一方、金太郎は鎌を持って待ち構えていたが、万が一、本物の勘五郎だったら、人殺しになってしまう、と怖れ、ためらう心も生じていた。しかし、一瞬の機会を逃したら、たぶん、自分が殺されてしまうだろう。
自分の感覚を信じよう。間違いなく、あいつは化けもんや、と金太郎は決心を固めた。
その時は、刻々と近づいてくる。
十分引き付けて、手の届きそうなところまで来た勘五郎めがけて、金太郎は、鎌を続けさまに二本叩きつけた。
と、ギャアーという、なんともいえぬ悲鳴が起こり、何者かがドサリと地上に落ちた。
それと同時に、あれほど賑(にぎ)やかに聞こえていた鐘や銅鑼の音がぴたりと止んで、葬列も消え失せて、元の静かな闇夜になった。
地上に下りたかったが、仲間がいるかもしれないと、金太郎は、木の上で一夜を過ごしたのである。

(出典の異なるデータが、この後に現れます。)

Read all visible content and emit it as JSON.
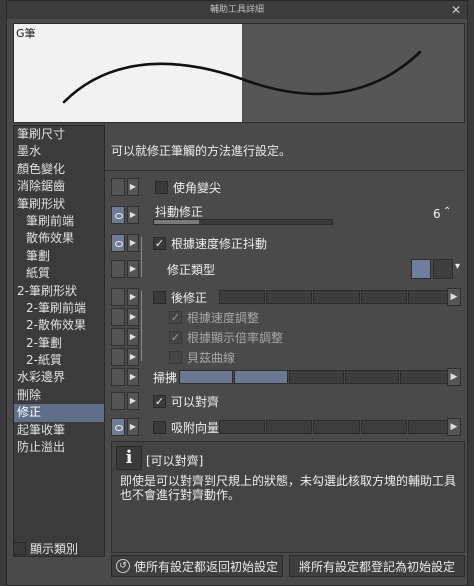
{
  "window": {
    "title": "輔助工具詳細",
    "close_glyph": "✕"
  },
  "preview": {
    "label": "G筆"
  },
  "categories": [
    {
      "label": "筆刷尺寸",
      "sub": false
    },
    {
      "label": "墨水",
      "sub": false
    },
    {
      "label": "顏色變化",
      "sub": false
    },
    {
      "label": "消除鋸齒",
      "sub": false
    },
    {
      "label": "筆刷形狀",
      "sub": false
    },
    {
      "label": "筆刷前端",
      "sub": true
    },
    {
      "label": "散佈效果",
      "sub": true
    },
    {
      "label": "筆劃",
      "sub": true
    },
    {
      "label": "紙質",
      "sub": true
    },
    {
      "label": "2-筆刷形狀",
      "sub": false
    },
    {
      "label": "2-筆刷前端",
      "sub": true
    },
    {
      "label": "2-散佈效果",
      "sub": true
    },
    {
      "label": "2-筆劃",
      "sub": true
    },
    {
      "label": "2-紙質",
      "sub": true
    },
    {
      "label": "水彩邊界",
      "sub": false
    },
    {
      "label": "刪除",
      "sub": false
    },
    {
      "label": "修正",
      "sub": false,
      "selected": true
    },
    {
      "label": "起筆收筆",
      "sub": false
    },
    {
      "label": "防止溢出",
      "sub": false
    }
  ],
  "show_category_label": "顯示類別",
  "description": "可以就修正筆觸的方法進行設定。",
  "settings": {
    "corner_sharp": "使角變尖",
    "stabilization": "抖動修正",
    "stabilization_value": "6",
    "stabilization_level": 0.25,
    "speed_stab": "根據速度修正抖動",
    "correction_type": "修正類型",
    "post_correction": "後修正",
    "speed_adjust": "根據速度調整",
    "zoom_adjust": "根據顯示倍率調整",
    "bezier": "貝茲曲線",
    "sweep": "掃拂",
    "snap": "可以對齊",
    "vector_snap": "吸附向量"
  },
  "info": {
    "icon": "i",
    "title": "[可以對齊]",
    "body": "即使是可以對齊到尺規上的狀態，未勾選此核取方塊的輔助工具也不會進行對齊動作。"
  },
  "buttons": {
    "reset": "使所有設定都返回初始設定",
    "register": "將所有設定都登記為初始設定"
  },
  "colors": {
    "accent": "#6f7c95",
    "panel": "#4a4a4a",
    "dark": "#3b3b3b"
  }
}
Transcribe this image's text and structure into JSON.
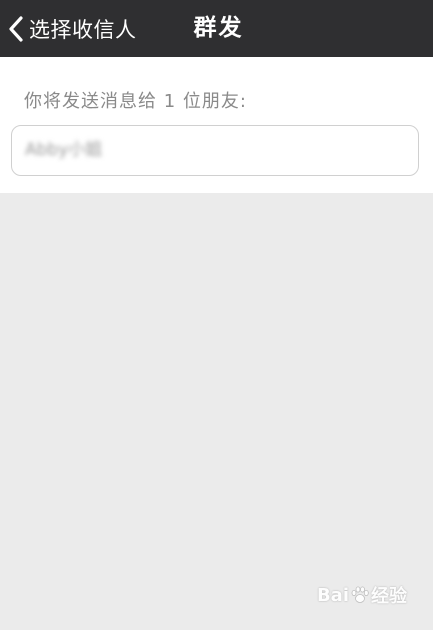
{
  "nav": {
    "back_label": "选择收信人",
    "title": "群发"
  },
  "recipients": {
    "hint": "你将发送消息给 1 位朋友:",
    "count": 1,
    "items": [
      {
        "name": "Abby小姐"
      }
    ]
  },
  "watermark": {
    "brand_left": "Bai",
    "brand_right": "经验"
  },
  "colors": {
    "nav_background": "#2f2f31",
    "page_background": "#ebebeb",
    "card_background": "#ffffff",
    "hint_text": "#8a8a8a"
  },
  "icons": {
    "back": "chevron-left-icon",
    "watermark_paw": "paw-icon"
  }
}
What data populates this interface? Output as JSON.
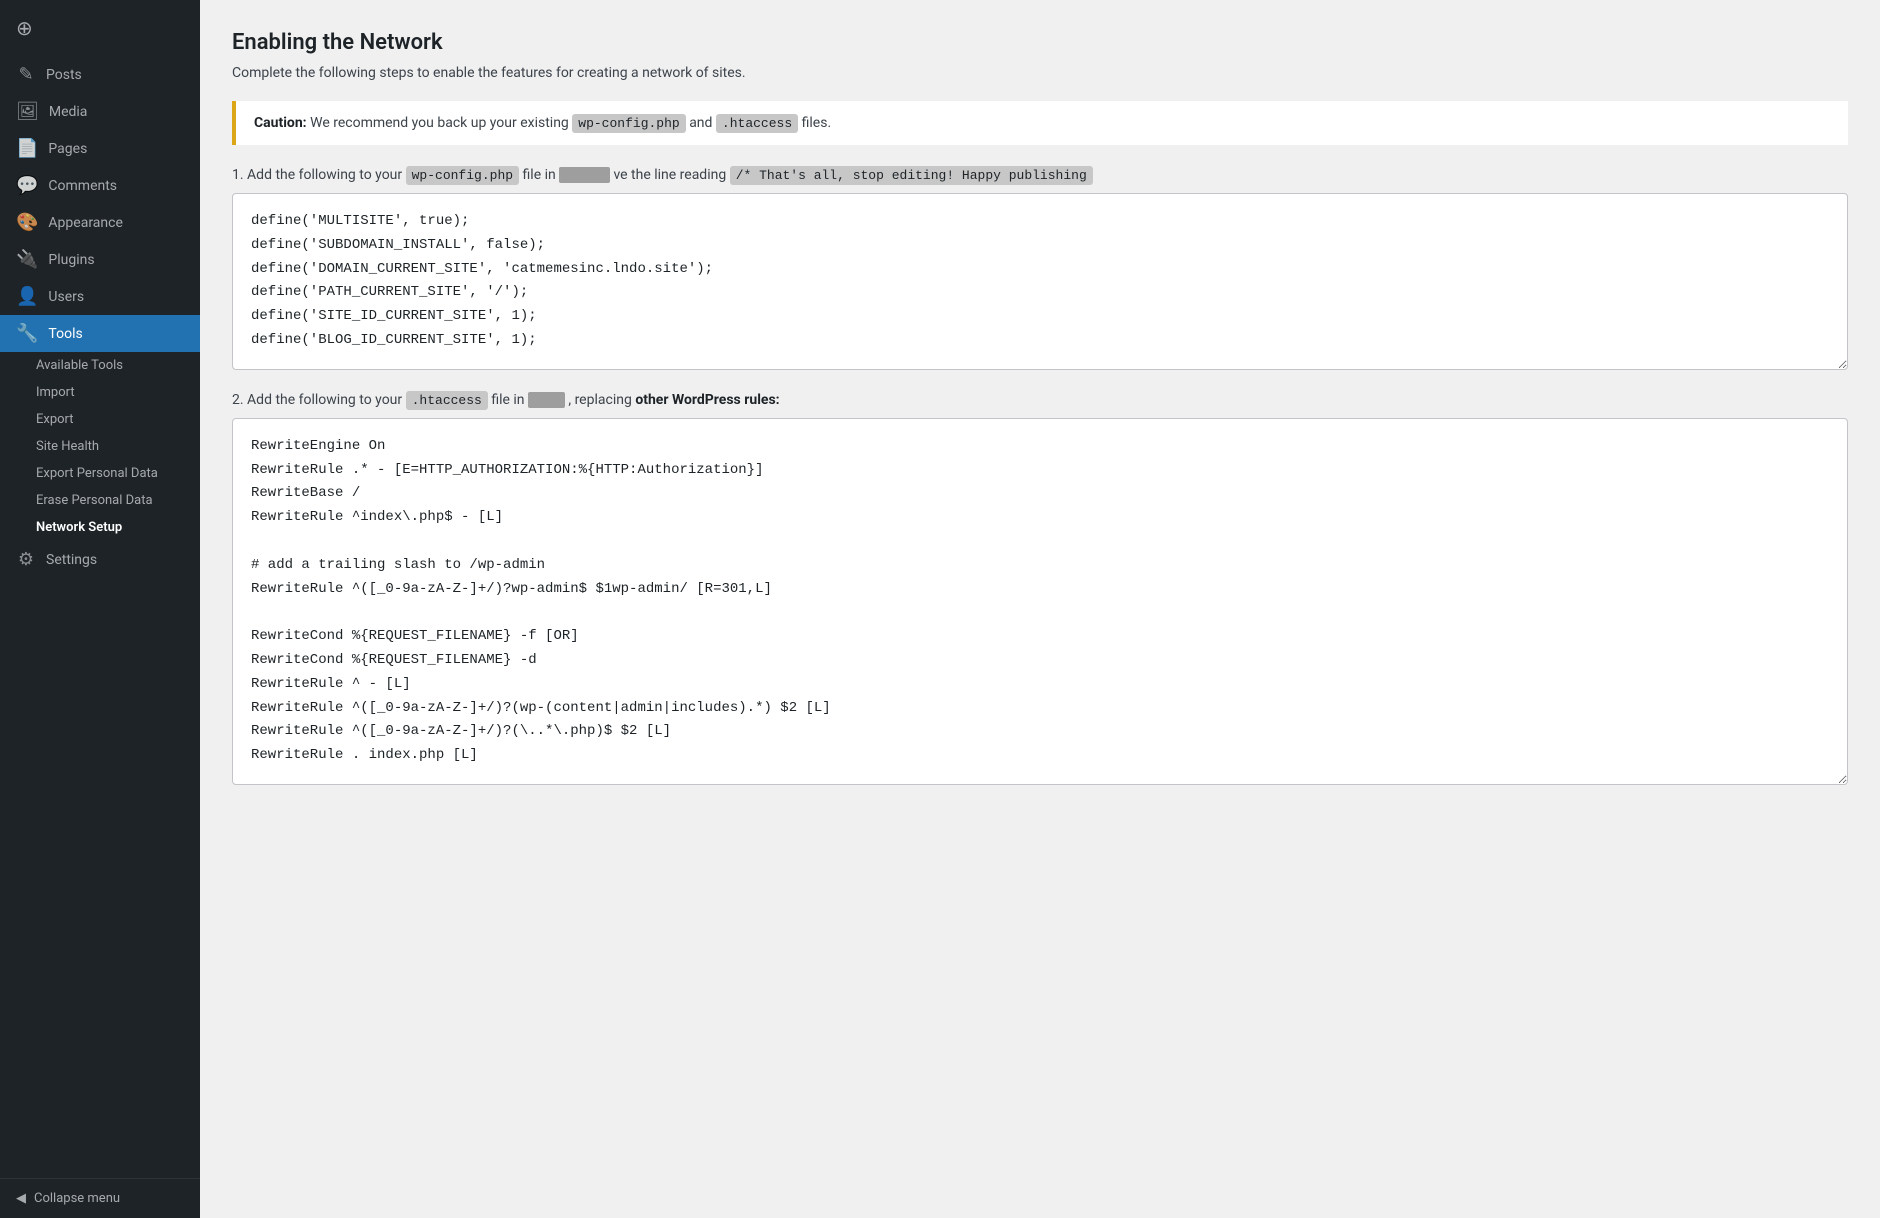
{
  "sidebar": {
    "items": [
      {
        "id": "posts",
        "label": "Posts",
        "icon": "✎"
      },
      {
        "id": "media",
        "label": "Media",
        "icon": "🖼"
      },
      {
        "id": "pages",
        "label": "Pages",
        "icon": "📄"
      },
      {
        "id": "comments",
        "label": "Comments",
        "icon": "💬"
      },
      {
        "id": "appearance",
        "label": "Appearance",
        "icon": "🎨"
      },
      {
        "id": "plugins",
        "label": "Plugins",
        "icon": "🔌"
      },
      {
        "id": "users",
        "label": "Users",
        "icon": "👤"
      },
      {
        "id": "tools",
        "label": "Tools",
        "icon": "🔧",
        "active": true
      }
    ],
    "tools_submenu": [
      {
        "id": "available-tools",
        "label": "Available Tools"
      },
      {
        "id": "import",
        "label": "Import"
      },
      {
        "id": "export",
        "label": "Export"
      },
      {
        "id": "site-health",
        "label": "Site Health"
      },
      {
        "id": "export-personal-data",
        "label": "Export Personal Data"
      },
      {
        "id": "erase-personal-data",
        "label": "Erase Personal Data"
      },
      {
        "id": "network-setup",
        "label": "Network Setup",
        "active": true
      }
    ],
    "bottom_items": [
      {
        "id": "settings",
        "label": "Settings",
        "icon": "⚙"
      }
    ],
    "collapse_label": "Collapse menu"
  },
  "main": {
    "title": "Enabling the Network",
    "subtitle": "Complete the following steps to enable the features for creating a network of sites.",
    "caution": {
      "label": "Caution:",
      "text": "We recommend you back up your existing",
      "file1": "wp-config.php",
      "middle": "and",
      "file2": ".htaccess",
      "end": "files."
    },
    "step1": {
      "number": "1.",
      "text_before": "Add the following to your",
      "code": "wp-config.php",
      "text_mid": "file in",
      "redacted": "                ",
      "text_after": "ve the line reading",
      "comment": "/* That's all, stop editing! Happy publishing"
    },
    "code_block1": "define('MULTISITE', true);\ndefine('SUBDOMAIN_INSTALL', false);\ndefine('DOMAIN_CURRENT_SITE', 'catmemesinc.lndo.site');\ndefine('PATH_CURRENT_SITE', '/');\ndefine('SITE_ID_CURRENT_SITE', 1);\ndefine('BLOG_ID_CURRENT_SITE', 1);",
    "step2": {
      "number": "2.",
      "text_before": "Add the following to your",
      "code": ".htaccess",
      "text_mid": "file in",
      "redacted": "        ",
      "text_after": ", replacing",
      "bold": "other WordPress rules:"
    },
    "code_block2": "RewriteEngine On\nRewriteRule .* - [E=HTTP_AUTHORIZATION:%{HTTP:Authorization}]\nRewriteBase /\nRewriteRule ^index\\.php$ - [L]\n\n# add a trailing slash to /wp-admin\nRewriteRule ^([_0-9a-zA-Z-]+/)?wp-admin$ $1wp-admin/ [R=301,L]\n\nRewriteCond %{REQUEST_FILENAME} -f [OR]\nRewriteCond %{REQUEST_FILENAME} -d\nRewriteRule ^ - [L]\nRewriteRule ^([_0-9a-zA-Z-]+/)?(wp-(content|admin|includes).*) $2 [L]\nRewriteRule ^([_0-9a-zA-Z-]+/)?(\\..*\\.php)$ $2 [L]\nRewriteRule . index.php [L]"
  }
}
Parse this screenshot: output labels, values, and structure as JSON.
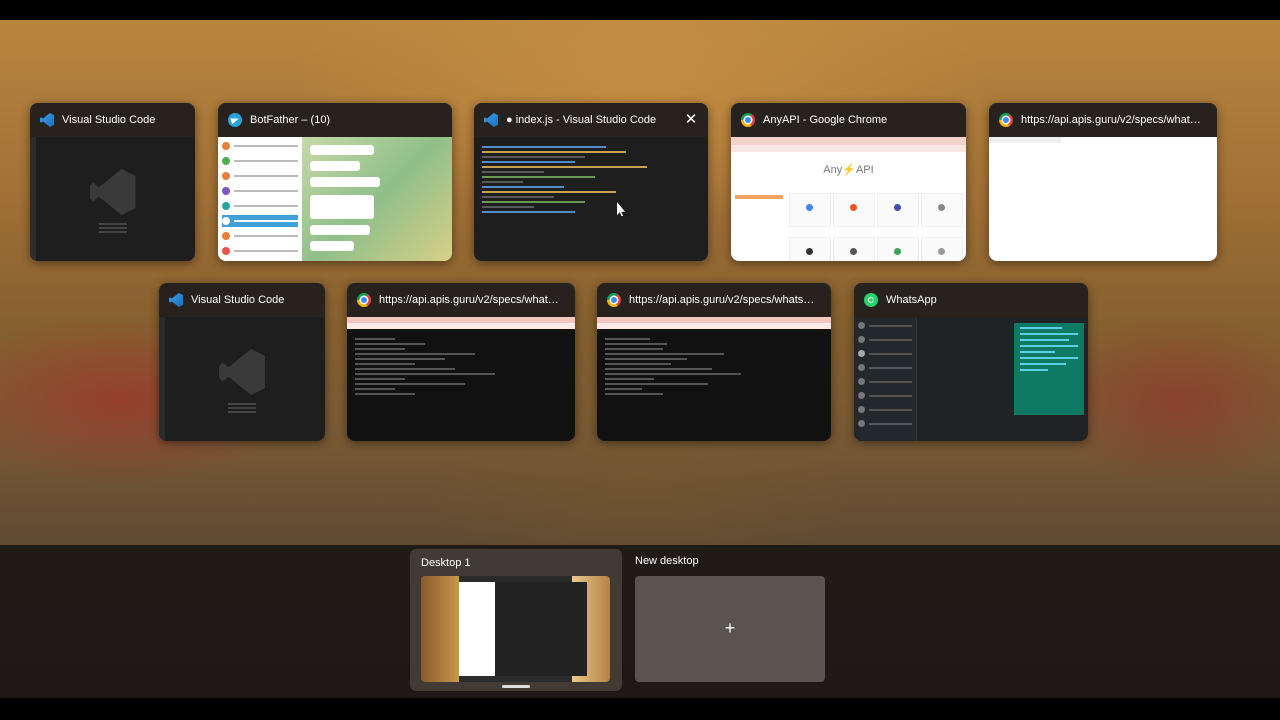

そして、夜が明けて、「金太郎ヤーイ、金太郎ヤーイ」と、村人たちの声が聞こえてきた。
今度こそ、本物である。
金太郎は、松ノ木を下りた。そして、その根元に、鎌を二本ぶち込まれた大きな動物が倒れているのを見た。
昨夜退治した化け物というのは、大きな黒猫だった。
これ以来、このあたりでは化け物騒ぎがなくなったとの事である。
また、金太郎たちの母は、村人たちの善意の金で買われた、高価な薬のお蔭で健康を取り戻すことが出来た、との事である。